MOKSHA 

The doctrine of samsara as it was developed in the Upanishads made the hope of a heaven in which all the sorrows of this world were made good a foreclosed possibility. With the concept of an afterlife in which one simply is reborn time and again because of the actions (karma) one takes in life led Upanishadic thinkers to conceive of moksha, or release from the changing world and the cycle of birth and rebirth.

 Since the Upanishadic writers believed that the material universe, the universe of change, was essentially illusion (maya ), the constant participation of atman, one's unchanging spirit, in the world of change and illusion was the cause of disappointment and suffering. The goal in much of the Upanishadic literature is to become free of the cycle of birth and rebirth, free of the body and its vicissitudes, free of the sorrow and disappointment of this world. What this "liberation" entailed is never really made clear in The Upanishads . Called "the opposite side of sorrow" and "the farthest shore from darkness" in the Chandogya Upanishad and "the crossing over the waters of sorrow" in the Mundaka.

The two great revolutionary challenges to orthodox Hinduism in both its intellectual and brahminic forms both focussed almost exclusively on this idea of moksha Jainism concentrates exclusively on methods to attain release fromsamsara unlike the Upanishadic writers, Mahavira and the Jains seem to have thought of karma as a kind of material thing which accreted around the unchanging soul. What particularly bound one to the material world were sinful or violent acts; one could counterbalance these violent acts with acts of merits. What Mahavira enjoined on his disciples was not complete action, but self-conquest, setting limitations on yourself and holding to these limitations consistently. Successfully pursued, these methods could lead the atman to shed its karma in order to reach and dwell in the highest place in the universe, Isatpragbhara.

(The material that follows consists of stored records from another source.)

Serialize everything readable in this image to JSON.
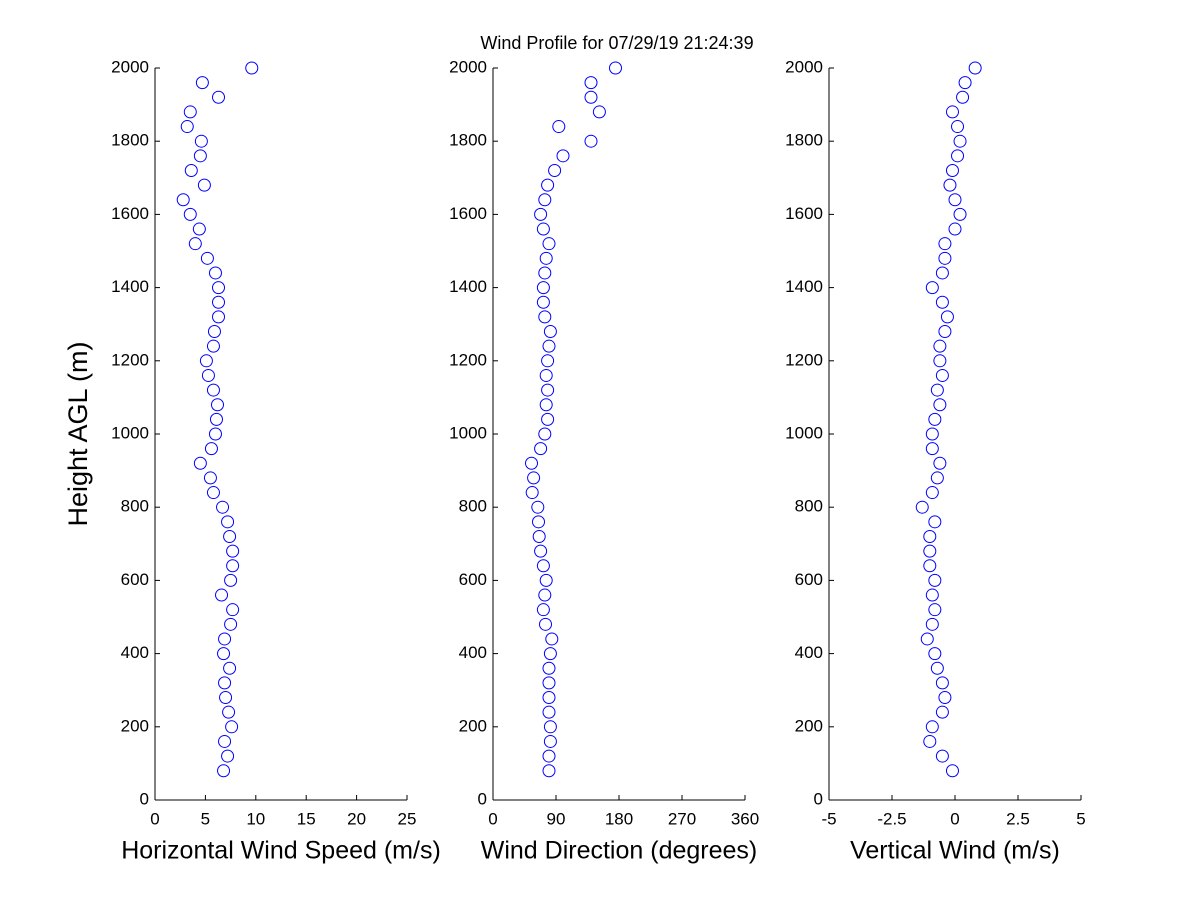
{
  "chart_data": [
    {
      "type": "scatter",
      "title": "Wind Profile for  07/29/19 21:24:39",
      "xlabel": "Horizontal Wind Speed (m/s)",
      "ylabel": "Height AGL (m)",
      "color": "#0000ff",
      "xlim": [
        0,
        25
      ],
      "xticks": [
        0,
        5,
        10,
        15,
        20,
        25
      ],
      "ylim": [
        0,
        2000
      ],
      "yticks": [
        0,
        200,
        400,
        600,
        800,
        1000,
        1200,
        1400,
        1600,
        1800,
        2000
      ],
      "x": [
        6.8,
        7.2,
        6.9,
        7.6,
        7.3,
        7.0,
        6.9,
        7.4,
        6.8,
        6.9,
        7.5,
        7.7,
        6.6,
        7.5,
        7.7,
        7.7,
        7.4,
        7.2,
        6.7,
        5.8,
        5.5,
        4.5,
        5.6,
        6.0,
        6.1,
        6.2,
        5.8,
        5.3,
        5.1,
        5.8,
        5.9,
        6.3,
        6.3,
        6.3,
        6.0,
        5.2,
        4.0,
        4.4,
        3.5,
        2.8,
        4.9,
        3.6,
        4.5,
        4.6,
        3.2,
        3.5,
        6.3,
        4.7,
        9.6
      ],
      "values": [
        80,
        120,
        160,
        200,
        240,
        280,
        320,
        360,
        400,
        440,
        480,
        520,
        560,
        600,
        640,
        680,
        720,
        760,
        800,
        840,
        880,
        920,
        960,
        1000,
        1040,
        1080,
        1120,
        1160,
        1200,
        1240,
        1280,
        1320,
        1360,
        1400,
        1440,
        1480,
        1520,
        1560,
        1600,
        1640,
        1680,
        1720,
        1760,
        1800,
        1840,
        1880,
        1920,
        1960,
        2000
      ]
    },
    {
      "type": "scatter",
      "xlabel": "Wind Direction (degrees)",
      "color": "#0000ff",
      "xlim": [
        0,
        360
      ],
      "xticks": [
        0,
        90,
        180,
        270,
        360
      ],
      "ylim": [
        0,
        2000
      ],
      "yticks": [
        0,
        200,
        400,
        600,
        800,
        1000,
        1200,
        1400,
        1600,
        1800,
        2000
      ],
      "x": [
        80,
        80,
        82,
        82,
        80,
        80,
        80,
        80,
        82,
        84,
        75,
        72,
        74,
        76,
        72,
        68,
        66,
        65,
        64,
        56,
        58,
        55,
        68,
        74,
        78,
        76,
        78,
        76,
        78,
        80,
        82,
        74,
        72,
        72,
        74,
        76,
        80,
        72,
        68,
        74,
        78,
        88,
        100,
        140,
        94,
        152,
        140,
        140,
        175
      ],
      "values": [
        80,
        120,
        160,
        200,
        240,
        280,
        320,
        360,
        400,
        440,
        480,
        520,
        560,
        600,
        640,
        680,
        720,
        760,
        800,
        840,
        880,
        920,
        960,
        1000,
        1040,
        1080,
        1120,
        1160,
        1200,
        1240,
        1280,
        1320,
        1360,
        1400,
        1440,
        1480,
        1520,
        1560,
        1600,
        1640,
        1680,
        1720,
        1760,
        1800,
        1840,
        1880,
        1920,
        1960,
        2000
      ]
    },
    {
      "type": "scatter",
      "xlabel": "Vertical Wind (m/s)",
      "color": "#0000ff",
      "xlim": [
        -5,
        5
      ],
      "xticks": [
        -5,
        -2.5,
        0,
        2.5,
        5
      ],
      "ylim": [
        0,
        2000
      ],
      "yticks": [
        0,
        200,
        400,
        600,
        800,
        1000,
        1200,
        1400,
        1600,
        1800,
        2000
      ],
      "x": [
        -0.1,
        -0.5,
        -1.0,
        -0.9,
        -0.5,
        -0.4,
        -0.5,
        -0.7,
        -0.8,
        -1.1,
        -0.9,
        -0.8,
        -0.9,
        -0.8,
        -1.0,
        -1.0,
        -1.0,
        -0.8,
        -1.3,
        -0.9,
        -0.7,
        -0.6,
        -0.9,
        -0.9,
        -0.8,
        -0.6,
        -0.7,
        -0.5,
        -0.6,
        -0.6,
        -0.4,
        -0.3,
        -0.5,
        -0.9,
        -0.5,
        -0.4,
        -0.4,
        0.0,
        0.2,
        0.0,
        -0.2,
        -0.1,
        0.1,
        0.2,
        0.1,
        -0.1,
        0.3,
        0.4,
        0.8
      ],
      "values": [
        80,
        120,
        160,
        200,
        240,
        280,
        320,
        360,
        400,
        440,
        480,
        520,
        560,
        600,
        640,
        680,
        720,
        760,
        800,
        840,
        880,
        920,
        960,
        1000,
        1040,
        1080,
        1120,
        1160,
        1200,
        1240,
        1280,
        1320,
        1360,
        1400,
        1440,
        1480,
        1520,
        1560,
        1600,
        1640,
        1680,
        1720,
        1760,
        1800,
        1840,
        1880,
        1920,
        1960,
        2000
      ]
    }
  ]
}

Buddhism also stressed individual effort in the quest for moksha and placed liberation from samsara as the central goal of its philosophy. Buddha seems to prescribe a form of therapy in the Four Noble Truths, in which he describes the cause of human suffering or impermanence (dukha) in the human desire for permanence and then outlines a method of ridding oneself of one's desire and, therefore, one's suffering or impermanence. For Buddha there was no underlying or fundamental unchanging aspect to the constantly changing universe, so that successful detachment of the self from the world of change was in fact self-extinction (Nirvana). Although this doesn't sound like an attractive alternative to most Westerners, logically it is preferable to an eternity of suffering in a universe of change and illusions.